Maryland's attorney general yesterday sued lawyer and Orioles owner Peter G. Angelos over how he should be paid for handling the state's case against cigarette makers, asking the court to order him to seek his money from a fund set up by the tobacco industry.
Most, if not all, of the other attorneys for states in the national lawsuit have gone to the tobacco industry to recoup their fees, state officials said. Angelos has refused, and until the issue is resolved, the state cannot know how much of its $4.2 billion share of the national settlement will be available for state programs.
Maryland is scheduled to receive its first installment from the settlement Tuesday. The legal dispute--Angelos could be owed as much as $1 billion--comes as Gov. Parris N. Glendening (D) attempts to draw up his proposed budget for the coming year and present it to the General Assembly on Jan. 19.
With the dispute escalating, Angelos himself yesterday filed a lien on a portion of Tuesday's payment of $54 million and, in an interview, accused the state of "welshing" on its fee to him.
The governor has earmarked $1 billion of the settlement for cancer research and anti-smoking programs during the next decade. Not knowing how much the state will have to pay Angelos "creates a level of uncertainty as we attempt to fight cancer," Budget Secretary Fred Puddester said.
Glendening spokesman Michael Morrill said that Angelos met with Glendening two weeks ago about his fee and that the governor told him that he must negotiate with Attorney General J. Joseph Curran. Morrill said Glendening supports Curran's efforts to have Angelos's fees paid from the national arbitration fund.
Angelos said state officials were being "disingenuous" about the dispute over the tobacco money threatening the budget. He noted that the state has a budget surplus and reserve exceeding $700 million.
"We have no obligation to go to the arbitration panel. We have a bona fide contract with the state of Maryland," Angelos said. "We're not going to be shunted off to the tobacco boys to be paid."
Angelos, one of the nation's most prominent plaintiff's attorneys and a major contributor to the state and national Democratic Party, won a contract in 1996 to represent Maryland in its lawsuit to recoup money from cigarette makers for Medicaid payments for smoking-related illnesses. His contract called for a fee of 25 percent of whatever was recovered, which would amount to $1 billion of Maryland's approximately $4 billion share of the national settlement.
But before the settlement was reached, the legislature voted to cut the fee to 12.5 percent as part of a deal to change state law to make Angelos's case against the cigarette makers stronger.
The case never went to trial and Angelos has been embroiled in fee negotiations since the national settlement in November 1998.
The lawsuit said that Angelos has refused to seek any compensation from a national arbitration panel established as part of the settlement to pay legal fees. Tobacco companies have set aside a separate pool of money for the legal fees that would not affect the awards the states have received.

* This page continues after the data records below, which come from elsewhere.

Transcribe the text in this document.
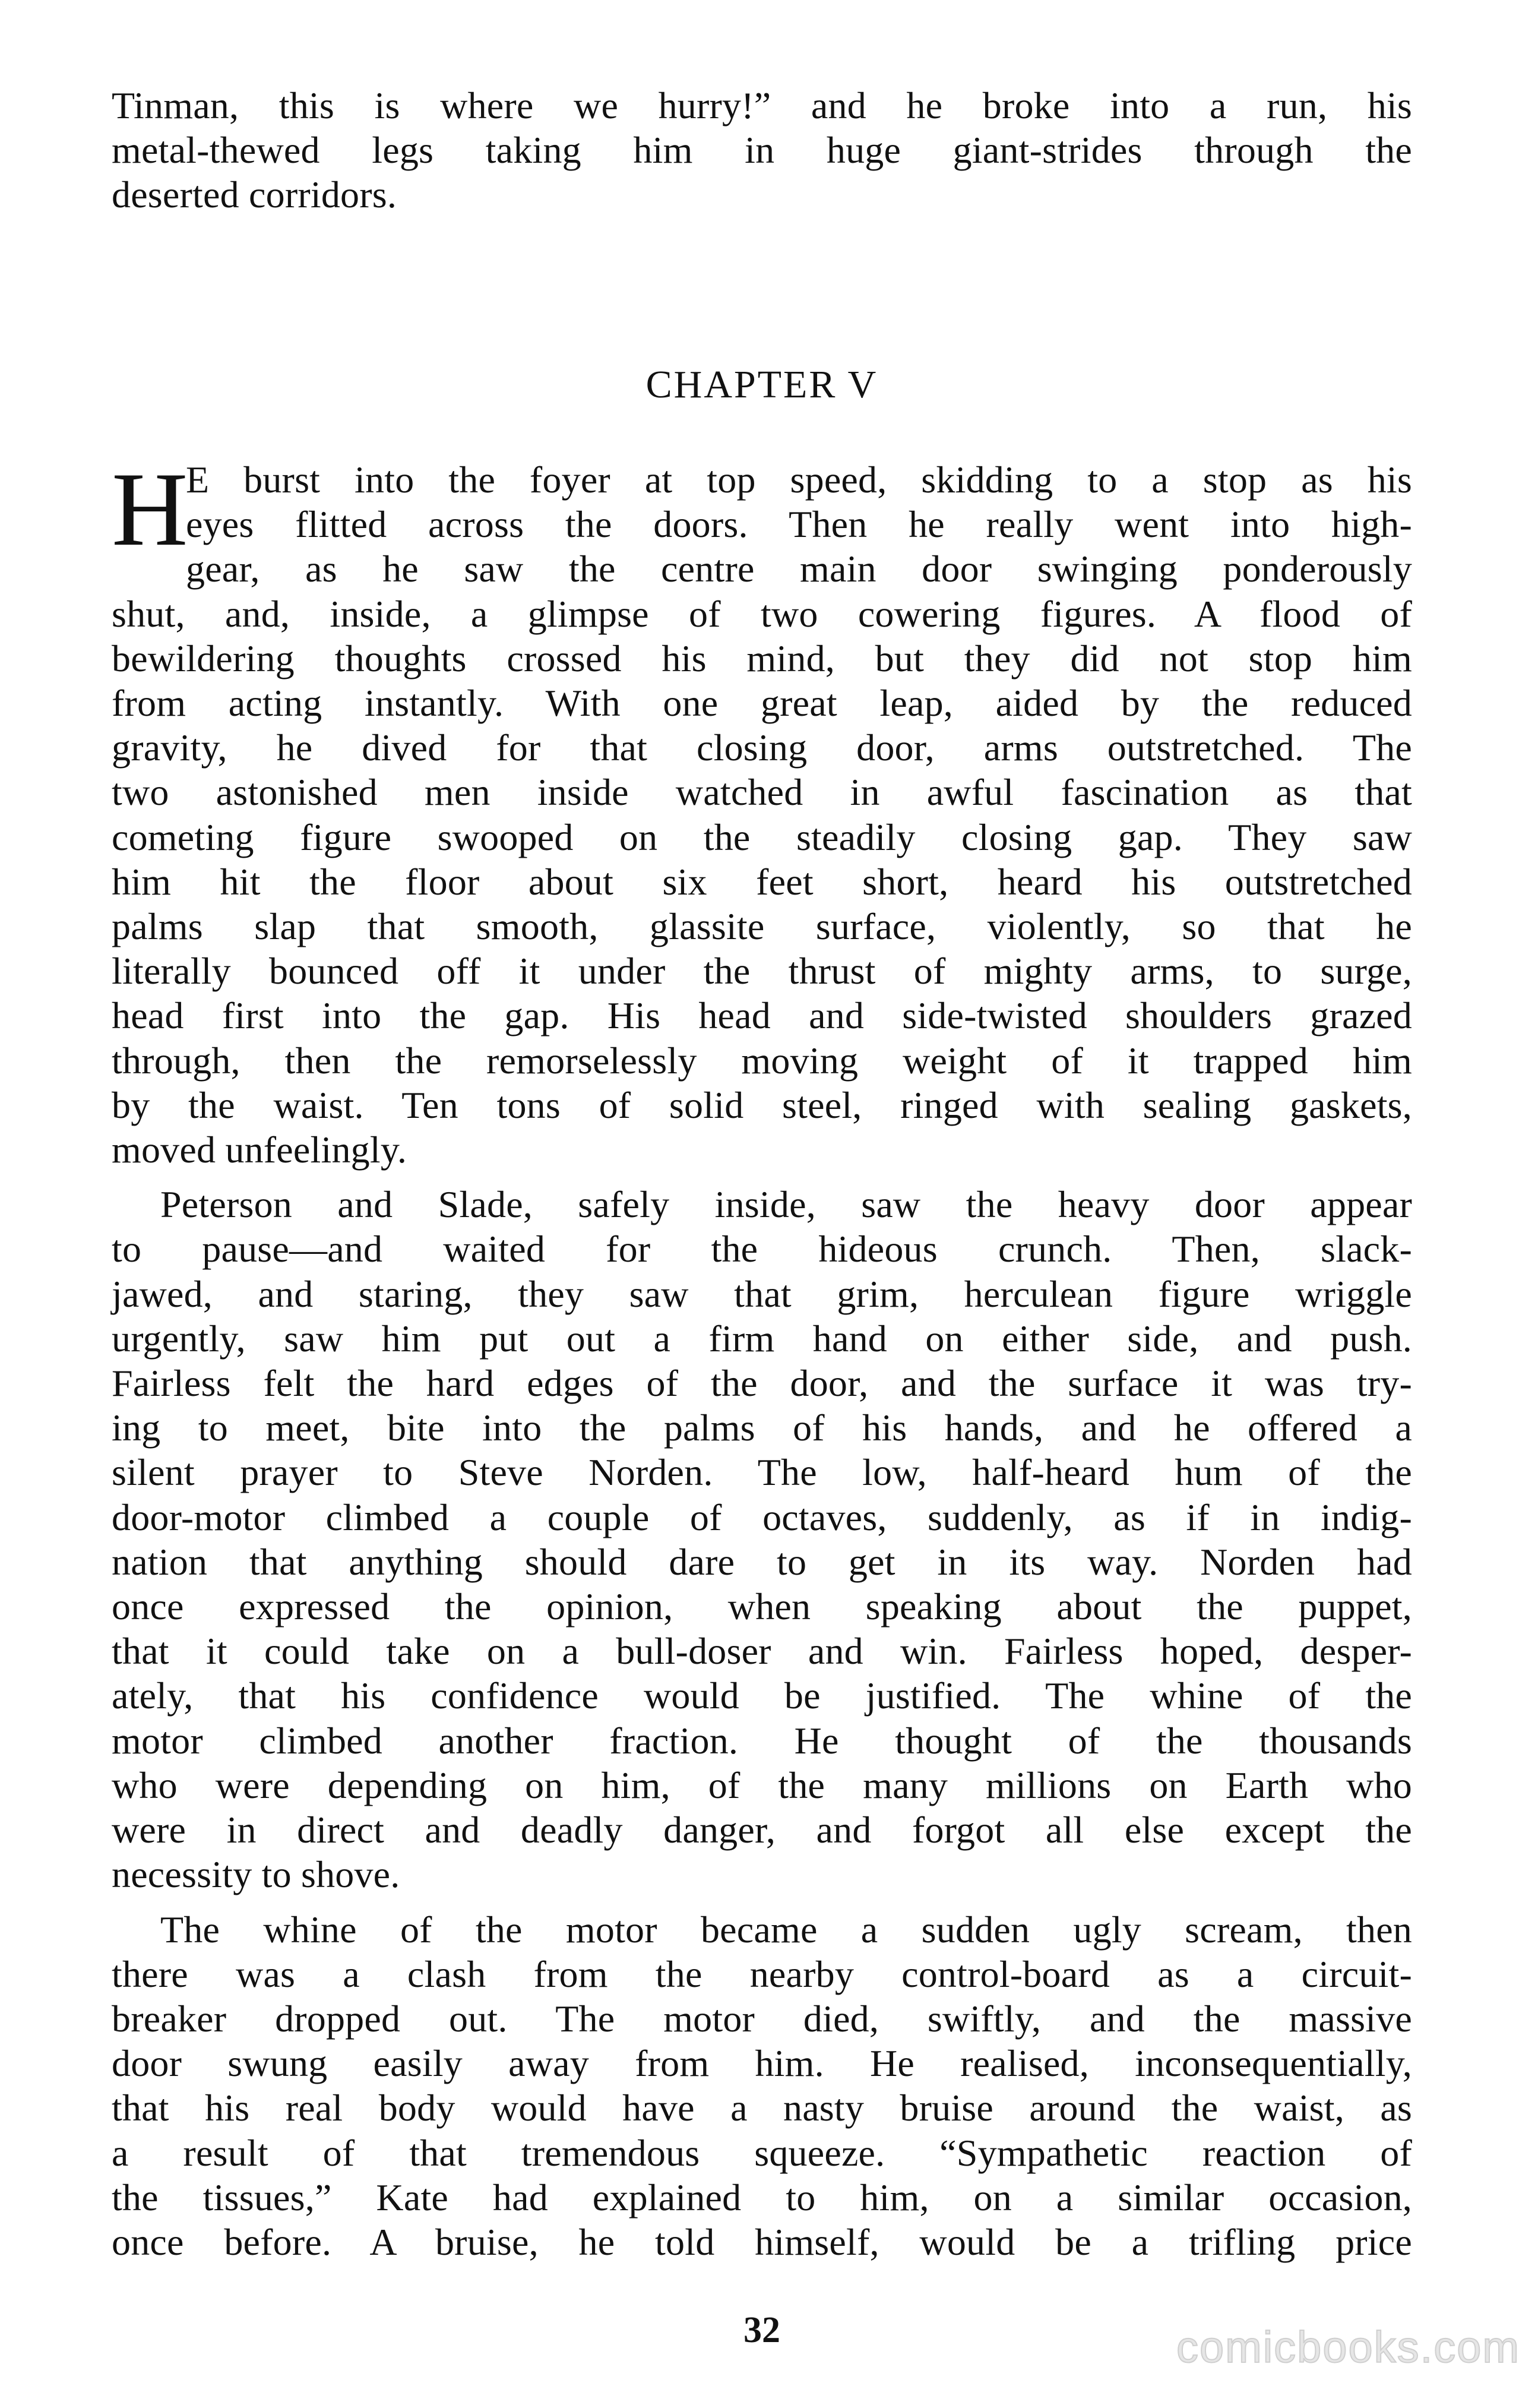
Tinman, this is where we hurry!” and he broke into a run, his
metal-thewed legs taking him in huge giant-strides through the
deserted corridors.
CHAPTER V
H
E burst into the foyer at top speed, skidding to a stop as his
eyes flitted across the doors. Then he really went into high-
gear, as he saw the centre main door swinging ponderously
shut, and, inside, a glimpse of two cowering figures. A flood of
bewildering thoughts crossed his mind, but they did not stop him
from acting instantly. With one great leap, aided by the reduced
gravity, he dived for that closing door, arms outstretched. The
two astonished men inside watched in awful fascination as that
cometing figure swooped on the steadily closing gap. They saw
him hit the floor about six feet short, heard his outstretched
palms slap that smooth, glassite surface, violently, so that he
literally bounced off it under the thrust of mighty arms, to surge,
head first into the gap. His head and side-twisted shoulders grazed
through, then the remorselessly moving weight of it trapped him
by the waist. Ten tons of solid steel, ringed with sealing gaskets,
moved unfeelingly.
Peterson and Slade, safely inside, saw the heavy door appear
to pause—and waited for the hideous crunch. Then, slack-
jawed, and staring, they saw that grim, herculean figure wriggle
urgently, saw him put out a firm hand on either side, and push.
Fairless felt the hard edges of the door, and the surface it was try-
ing to meet, bite into the palms of his hands, and he offered a
silent prayer to Steve Norden. The low, half-heard hum of the
door-motor climbed a couple of octaves, suddenly, as if in indig-
nation that anything should dare to get in its way. Norden had
once expressed the opinion, when speaking about the puppet,
that it could take on a bull-doser and win. Fairless hoped, desper-
ately, that his confidence would be justified. The whine of the
motor climbed another fraction. He thought of the thousands
who were depending on him, of the many millions on Earth who
were in direct and deadly danger, and forgot all else except the
necessity to shove.
The whine of the motor became a sudden ugly scream, then
there was a clash from the nearby control-board as a circuit-
breaker dropped out. The motor died, swiftly, and the massive
door swung easily away from him. He realised, inconsequentially,
that his real body would have a nasty bruise around the waist, as
a result of that tremendous squeeze. “Sympathetic reaction of
the tissues,” Kate had explained to him, on a similar occasion,
once before. A bruise, he told himself, would be a trifling price
32	comicbooks.com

Lawyers representing Mississippi, Florida, Minnesota and Texas--the states that sued and settled with the tobacco industry before the nationwide settlement--received hundreds of millions of dollars in fees. A Florida judge, however, refused to approve a 25 percent fee that would have amounted to a $2.8 billion payment, saying such a fee "shocks the conscience of the court."
The lawyers' payments approved by the arbitration panel have been much smaller. Attorneys in Pennsylvania received $50 million--less than 1 percent of the state's $11.3 billion share of the settlement.
"Some people haven't been pleased with the results. But no one to my knowledge has refused to go to the national arbitration panel," said James E. Tierney, the former attorney general of Maine who has been a consultant to the states in the tobacco litigation. "Basically, Angelos is out there by himself with this."
Angelos said he has about $7 million in expenses from the case, not including office overhead salaries for lawyers and support staff.
In its lawsuit, the state maintains that Angelos likely would receive a "substantial fee" from the arbitration panel because Maryland was the eighth state to file against the tobacco industry at a time when the success of such litigation was questionable and because the state's case was scheduled for trial only five months after the national settlement was reached.
"The Attorney General would strongly support a generous fee award to [Angelos]," the lawsuit said. The state doesn't dispute that Angelos "performed well in preparing Maryland's case for trial and devoted considerable effort to that preparation."
In the interview, Angelos said that the state should pay him and seek reimbursement from the arbitration panel and that he'd represent the state in those negotiations--free.